Rep. No. 98-225 at 21–22. Factors include more time (1) “to obtain witnesses and affidavits[,]”
(2) to enable defense attorneys “to obtain interpreters and effectively interview their clients, and
[(3)] to permit the defense attorneys . . . an opportunity to visit their clients[.]” United States v.
Melendez-Carrion, 790 F.2d 984, 991 (2d Cir. 1986). At bottom, judges must balance “the burdens
that would be placed on [the defendant,] the [g]overnment[,] and the court if the request were
granted.” Haldeman, 559 F.2d at 84.
C. Applying the Default “Balance of Hardships” Standard Here
After applying the balance-of-hardships standard, the Court denied the government’s
request for a continuance. First, the government failed to provide any reason that made a
continuance proper. The only hardship cited by the government was nonexistent: that a
14 continuance would have given Mr. McLean more time to receive discovery to prepare for the
hearing. See Initial Appearance at 2:41:01. But Mr. McLean passed on this magnanimous offer as
he concluded he was adequately prepared to proceed immediately. See id. at 3:19:52.

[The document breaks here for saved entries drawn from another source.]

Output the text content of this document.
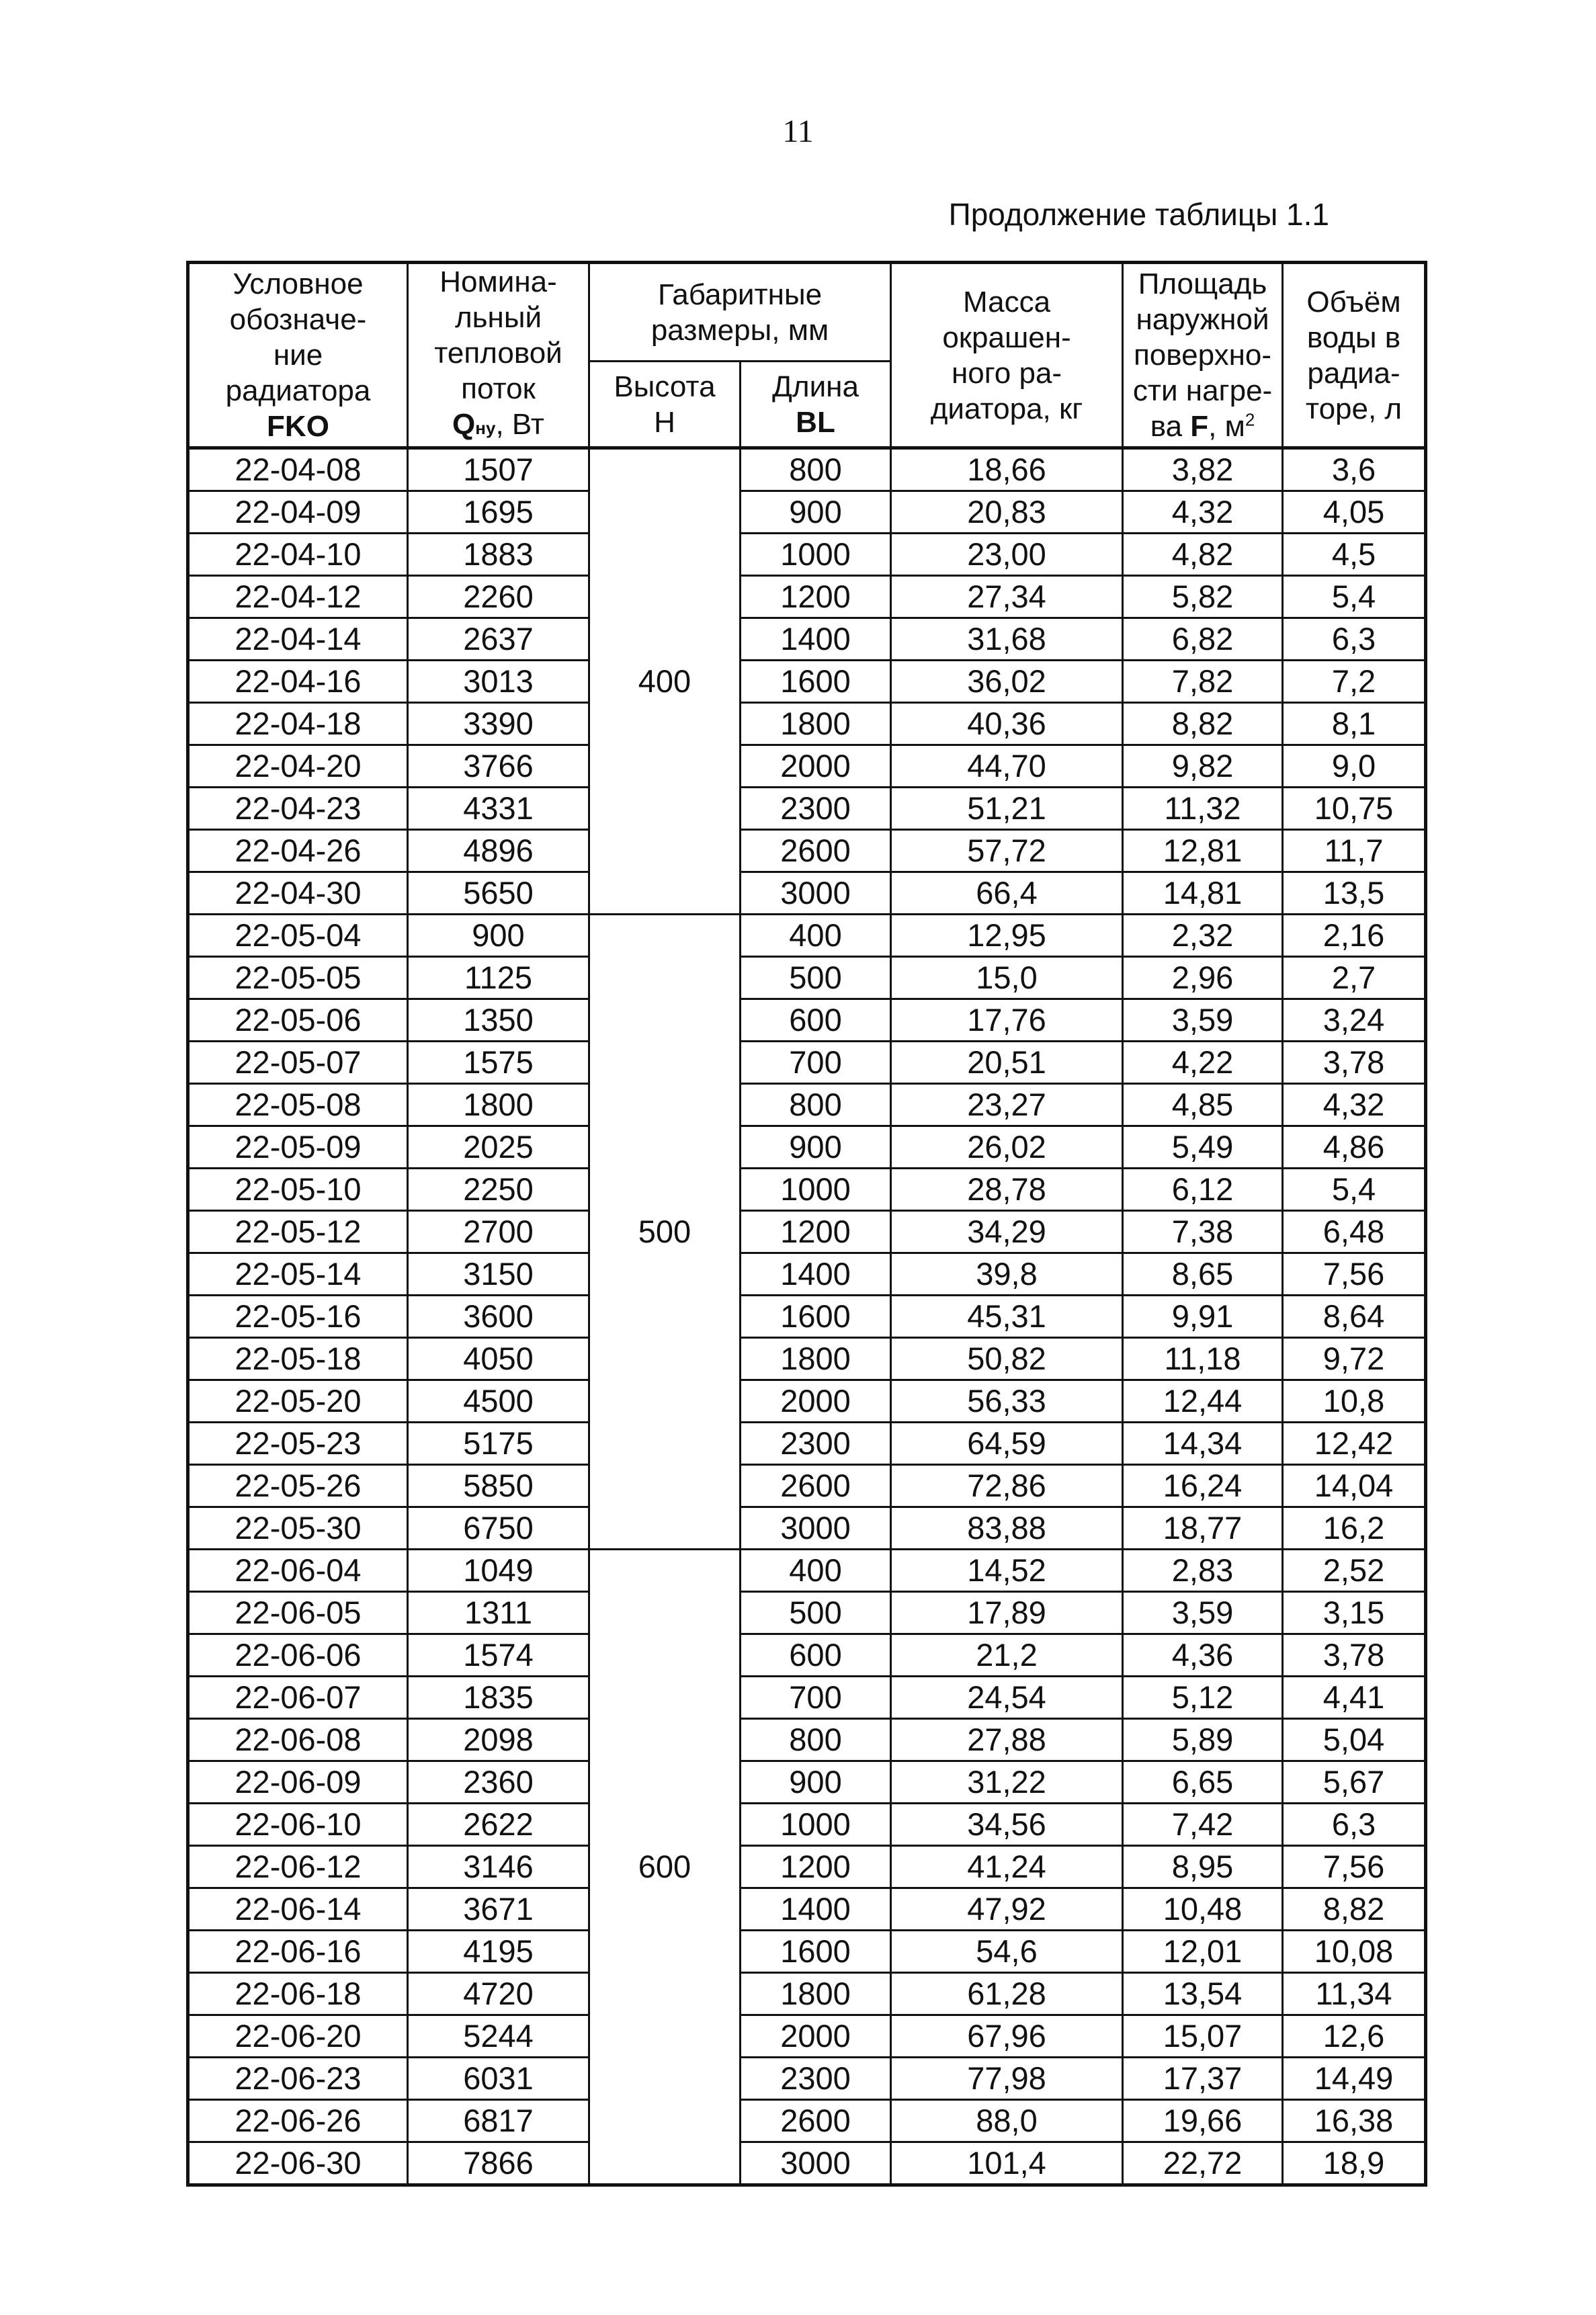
11
Продолжение таблицы 1.1
Условное
обозначе-
ние
радиатора
FKO	Номина-
льный
тепловой
поток
Qну, Вт	Габаритные
размеры, мм		Масса
окрашен-
ного ра-
диатора, кг	Площадь
наружной
поверхно-
сти нагре-
ва F, $м^2$	Объём
воды в
радиа-
торе, л
		Высота
H	Длина
BL			
22-04-08	1507	400	800	18,66	3,82	3,6
22-04-09	1695		900	20,83	4,32	4,05
22-04-10	1883		1000	23,00	4,82	4,5
22-04-12	2260		1200	27,34	5,82	5,4
22-04-14	2637		1400	31,68	6,82	6,3
22-04-16	3013		1600	36,02	7,82	7,2
22-04-18	3390		1800	40,36	8,82	8,1
22-04-20	3766		2000	44,70	9,82	9,0
22-04-23	4331		2300	51,21	11,32	10,75
22-04-26	4896		2600	57,72	12,81	11,7
22-04-30	5650		3000	66,4	14,81	13,5
22-05-04	900	500	400	12,95	2,32	2,16
22-05-05	1125		500	15,0	2,96	2,7
22-05-06	1350		600	17,76	3,59	3,24
22-05-07	1575		700	20,51	4,22	3,78
22-05-08	1800		800	23,27	4,85	4,32
22-05-09	2025		900	26,02	5,49	4,86
22-05-10	2250		1000	28,78	6,12	5,4
22-05-12	2700		1200	34,29	7,38	6,48
22-05-14	3150		1400	39,8	8,65	7,56
22-05-16	3600		1600	45,31	9,91	8,64
22-05-18	4050		1800	50,82	11,18	9,72
22-05-20	4500		2000	56,33	12,44	10,8
22-05-23	5175		2300	64,59	14,34	12,42
22-05-26	5850		2600	72,86	16,24	14,04
22-05-30	6750		3000	83,88	18,77	16,2
22-06-04	1049	600	400	14,52	2,83	2,52
22-06-05	1311		500	17,89	3,59	3,15
22-06-06	1574		600	21,2	4,36	3,78
22-06-07	1835		700	24,54	5,12	4,41
22-06-08	2098		800	27,88	5,89	5,04
22-06-09	2360		900	31,22	6,65	5,67
22-06-10	2622		1000	34,56	7,42	6,3
22-06-12	3146		1200	41,24	8,95	7,56
22-06-14	3671		1400	47,92	10,48	8,82
22-06-16	4195		1600	54,6	12,01	10,08
22-06-18	4720		1800	61,28	13,54	11,34
22-06-20	5244		2000	67,96	15,07	12,6
22-06-23	6031		2300	77,98	17,37	14,49
22-06-26	6817		2600	88,0	19,66	16,38
22-06-30	7866		3000	101,4	22,72	18,9
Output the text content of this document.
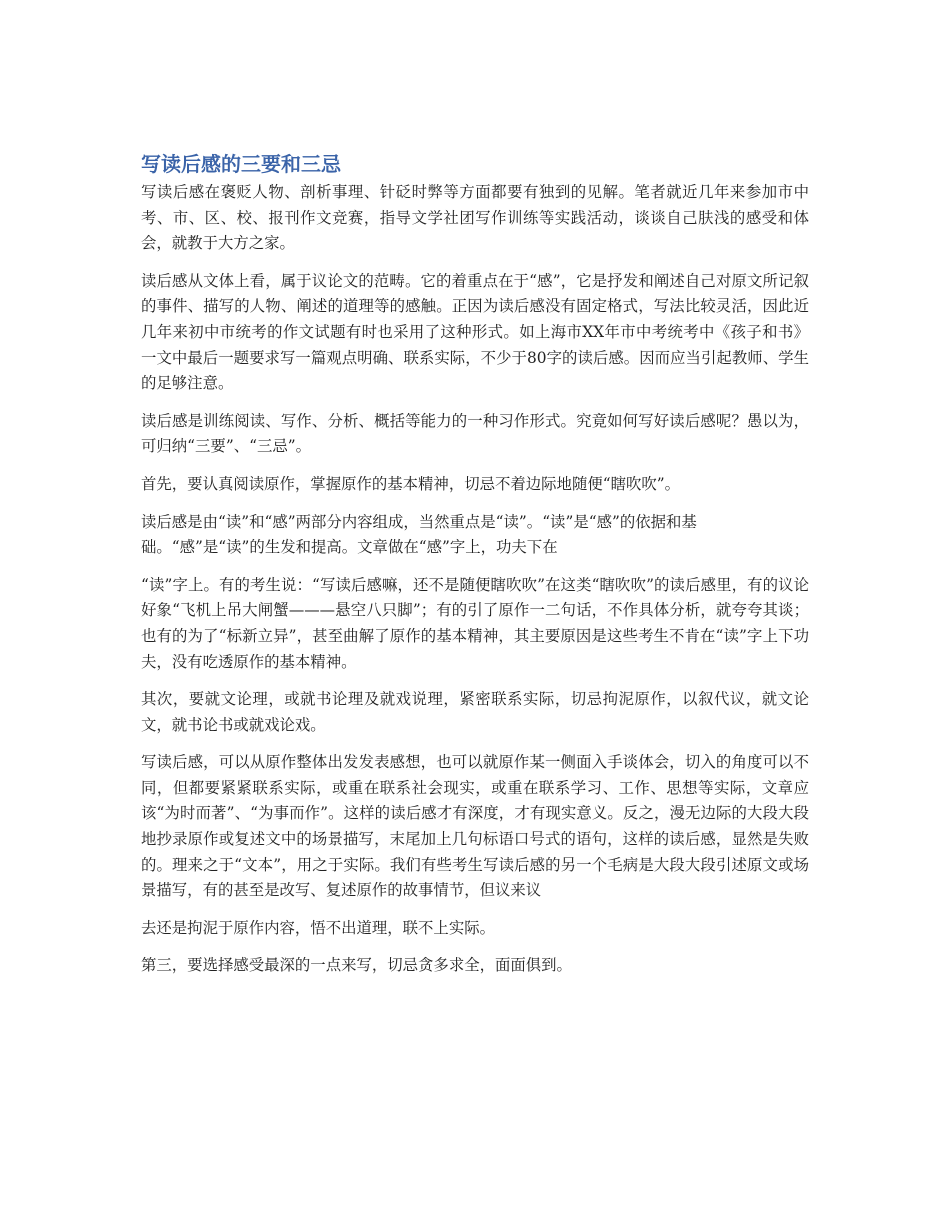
写读后感的三要和三忌

写读后感在褒贬人物、剖析事理、针砭时弊等方面都要有独到的见解。笔者就近几年来参加市中考、市、区、校、报刊作文竞赛，指导文学社团写作训练等实践活动，谈谈自己肤浅的感受和体会，就教于大方之家。

读后感从文体上看，属于议论文的范畴。它的着重点在于“感”，它是抒发和阐述自己对原文所记叙的事件、描写的人物、阐述的道理等的感触。正因为读后感没有固定格式，写法比较灵活，因此近几年来初中市统考的作文试题有时也采用了这种形式。如上海市XX年市中考统考中《孩子和书》一文中最后一题要求写一篇观点明确、联系实际，不少于80字的读后感。因而应当引起教师、学生的足够注意。

读后感是训练阅读、写作、分析、概括等能力的一种习作形式。究竟如何写好读后感呢？愚以为，可归纳“三要”、“三忌”。

首先，要认真阅读原作，掌握原作的基本精神，切忌不着边际地随便“瞎吹吹”。

读后感是由“读”和“感”两部分内容组成，当然重点是“读”。“读”是“感”的依据和基础。“感”是“读”的生发和提高。文章做在“感”字上，功夫下在

“读”字上。有的考生说：“写读后感嘛，还不是随便瞎吹吹”在这类“瞎吹吹”的读后感里，有的议论好象“飞机上吊大闸蟹———悬空八只脚”；有的引了原作一二句话，不作具体分析，就夸夸其谈；也有的为了“标新立异”，甚至曲解了原作的基本精神，其主要原因是这些考生不肯在“读”字上下功夫，没有吃透原作的基本精神。

其次，要就文论理，或就书论理及就戏说理，紧密联系实际，切忌拘泥原作，以叙代议，就文论文，就书论书或就戏论戏。

写读后感，可以从原作整体出发发表感想，也可以就原作某一侧面入手谈体会，切入的角度可以不同，但都要紧紧联系实际，或重在联系社会现实，或重在联系学习、工作、思想等实际，文章应该“为时而著”、“为事而作”。这样的读后感才有深度，才有现实意义。反之，漫无边际的大段大段地抄录原作或复述文中的场景描写，末尾加上几句标语口号式的语句，这样的读后感，显然是失败的。理来之于“文本”，用之于实际。我们有些考生写读后感的另一个毛病是大段大段引述原文或场景描写，有的甚至是改写、复述原作的故事情节，但议来议

去还是拘泥于原作内容，悟不出道理，联不上实际。

第三，要选择感受最深的一点来写，切忌贪多求全，面面俱到。
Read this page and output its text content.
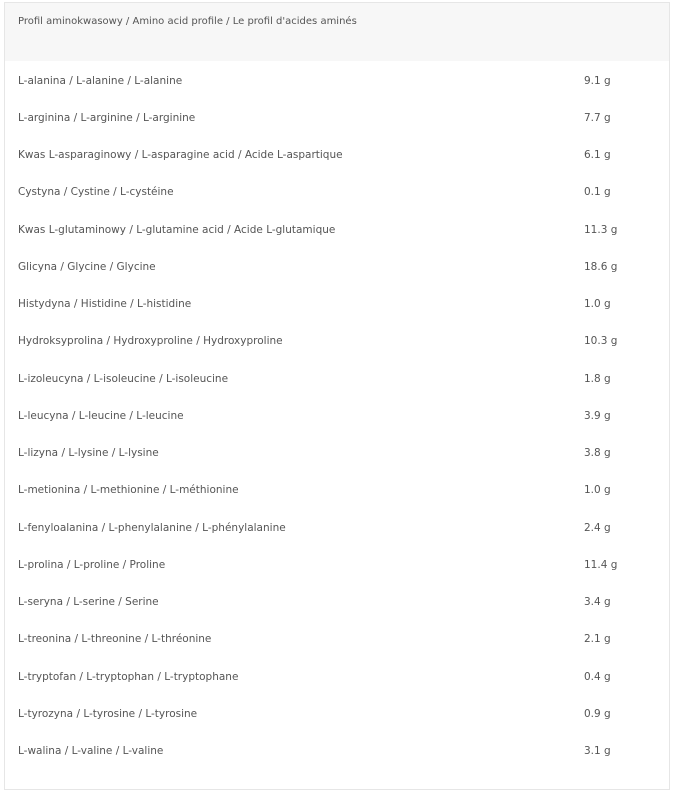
Profil aminokwasowy / Amino acid profile / Le profil d'acides aminés
L-alanina / L-alanine / L-alanine	9.1 g
L-arginina / L-arginine / L-arginine	7.7 g
Kwas L-asparaginowy / L-asparagine acid / Acide L-aspartique	6.1 g
Cystyna / Cystine / L-cystéine	0.1 g
Kwas L-glutaminowy / L-glutamine acid / Acide L-glutamique	11.3 g
Glicyna / Glycine / Glycine	18.6 g
Histydyna / Histidine / L-histidine	1.0 g
Hydroksyprolina / Hydroxyproline / Hydroxyproline	10.3 g
L-izoleucyna / L-isoleucine / L-isoleucine	1.8 g
L-leucyna / L-leucine / L-leucine	3.9 g
L-lizyna / L-lysine / L-lysine	3.8 g
L-metionina / L-methionine / L-méthionine	1.0 g
L-fenyloalanina / L-phenylalanine / L-phénylalanine	2.4 g
L-prolina / L-proline / Proline	11.4 g
L-seryna / L-serine / Serine	3.4 g
L-treonina / L-threonine / L-thréonine	2.1 g
L-tryptofan / L-tryptophan / L-tryptophane	0.4 g
L-tyrozyna / L-tyrosine / L-tyrosine	0.9 g
L-walina / L-valine / L-valine	3.1 g
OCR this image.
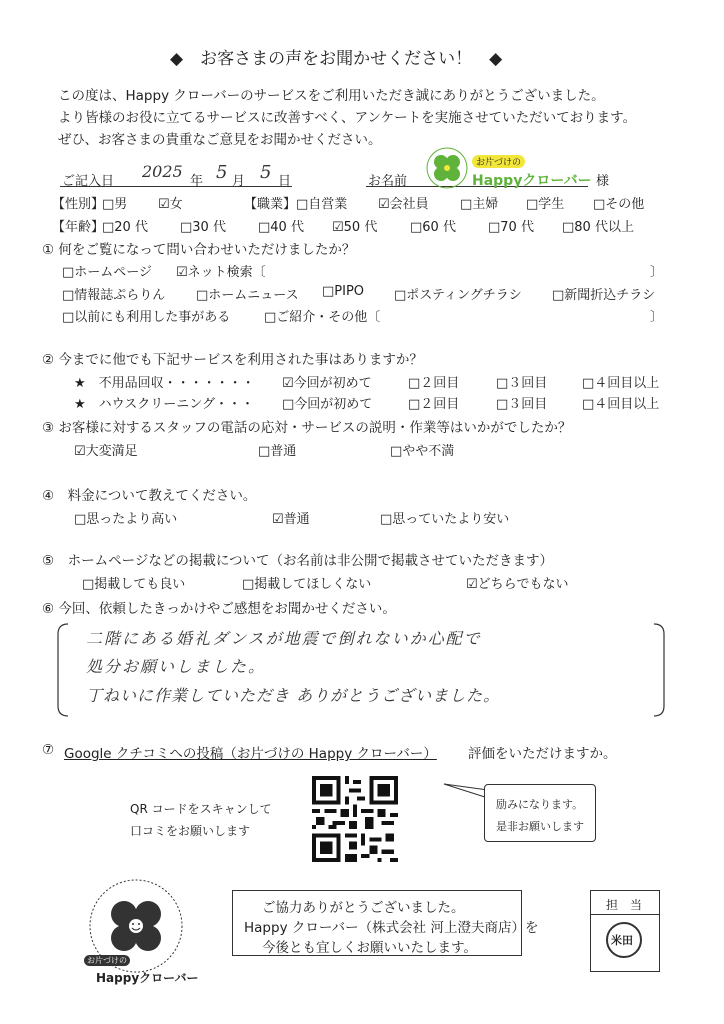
◆　お客さまの声をお聞かせください！　◆
この度は、Happy クローバーのサービスをご利用いただき誠にありがとうございました。
より皆様のお役に立てるサービスに改善すべく、アンケートを実施させていただいております。
ぜひ、お客さまの貴重なご意見をお聞かせください。
ご記入日
2025
年 5 月 5 日	お名前	様
お片づけの
Happyクローバー
【性別】
□男 ☑女	【職業】 □自営業 ☑会社員 □主婦 □学生 □その他
【年齢】
□20 代 □30 代 □40 代 ☑50 代	□60 代 □70 代 □80 代以上
① 何をご覧になって問い合わせいただけましたか？
□ホームページ ☑ネット検索〔	〕
□情報誌ぷらりん □ホームニュース □PIPO □ポスティングチラシ □新聞折込チラシ
□以前にも利用した事がある	□ご紹介・その他〔	〕
② 今までに他でも下記サービスを利用された事はありますか？
★　不用品回収・・・・・・・ ☑今回が初めて	□２回目	□３回目	□４回目以上
★　ハウスクリーニング・・・ □今回が初めて	□２回目	□３回目	□４回目以上
③ お客様に対するスタッフの電話の応対・サービスの説明・作業等はいかがでしたか？
☑大変満足	□普通	□やや不満
④　料金について教えてください。
□思ったより高い	☑普通	□思っていたより安い
⑤　ホームページなどの掲載について（お名前は非公開で掲載させていただきます）
□掲載しても良い	□掲載してほしくない	☑どちらでもない
⑥ 今回、依頼したきっかけやご感想をお聞かせください。
二階にある婚礼ダンスが地震で倒れないか心配で
処分お願いしました。
丁ねいに作業していただき ありがとうございました。
⑦ Google クチコミへの投稿（お片づけの Happy クローバー） 評価をいただけますか。
QR コードをスキャンして
口コミをお願いします
励みになります。
是非お願いします
お片づけの
Happyクローバー
ご協力ありがとうございました。
Happy クローバー（株式会社 河上澄夫商店）を
今後とも宜しくお願いいたします。
担　当
米田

Mr. McLean’s need for discovery and how that related to his preparedness was Mr. McLean’s
concern, not the government’s. See id. The government had multiple opportunities to raise other
grounds for a continuance—such as to “investigat[e] and prepar[e,]” Zilversmit at 764—but it did
not.7 Second, the hardship to Mr. McLean was profound. The three-day continuance deprived him
of his liberty and threatened his employment, i.e., his livelihood. See Salerno, 481 U.S. at 755.
Finally, this Court was prepared to move forward with the detention hearing “immediately.” 18
U.S.C. § 3142(f)(2)(B). Taken together, the balance of hardships weighed entirely against granting
a continuance.
III. CONCLUSION
It is time to leave the bad place.
Digitally signed by Zia M.
Date: September 23, 2024 Zia M. Faruqui Faruqui Date: 2024.09.23 11:35:03 -04'00' ___________________________________ ZIA M. FARUQUI UNITED STATES MAGISTRATE JUDGE
7 To the extent the government requested more time to draft a detention memorandum, this too was unavailing. Detention memoranda are largely for the court’s benefit. This Court was prepared to proceed without a detention memorandum, mooting it as a basis for a continuance. See Initial Appearance at 2:40:46.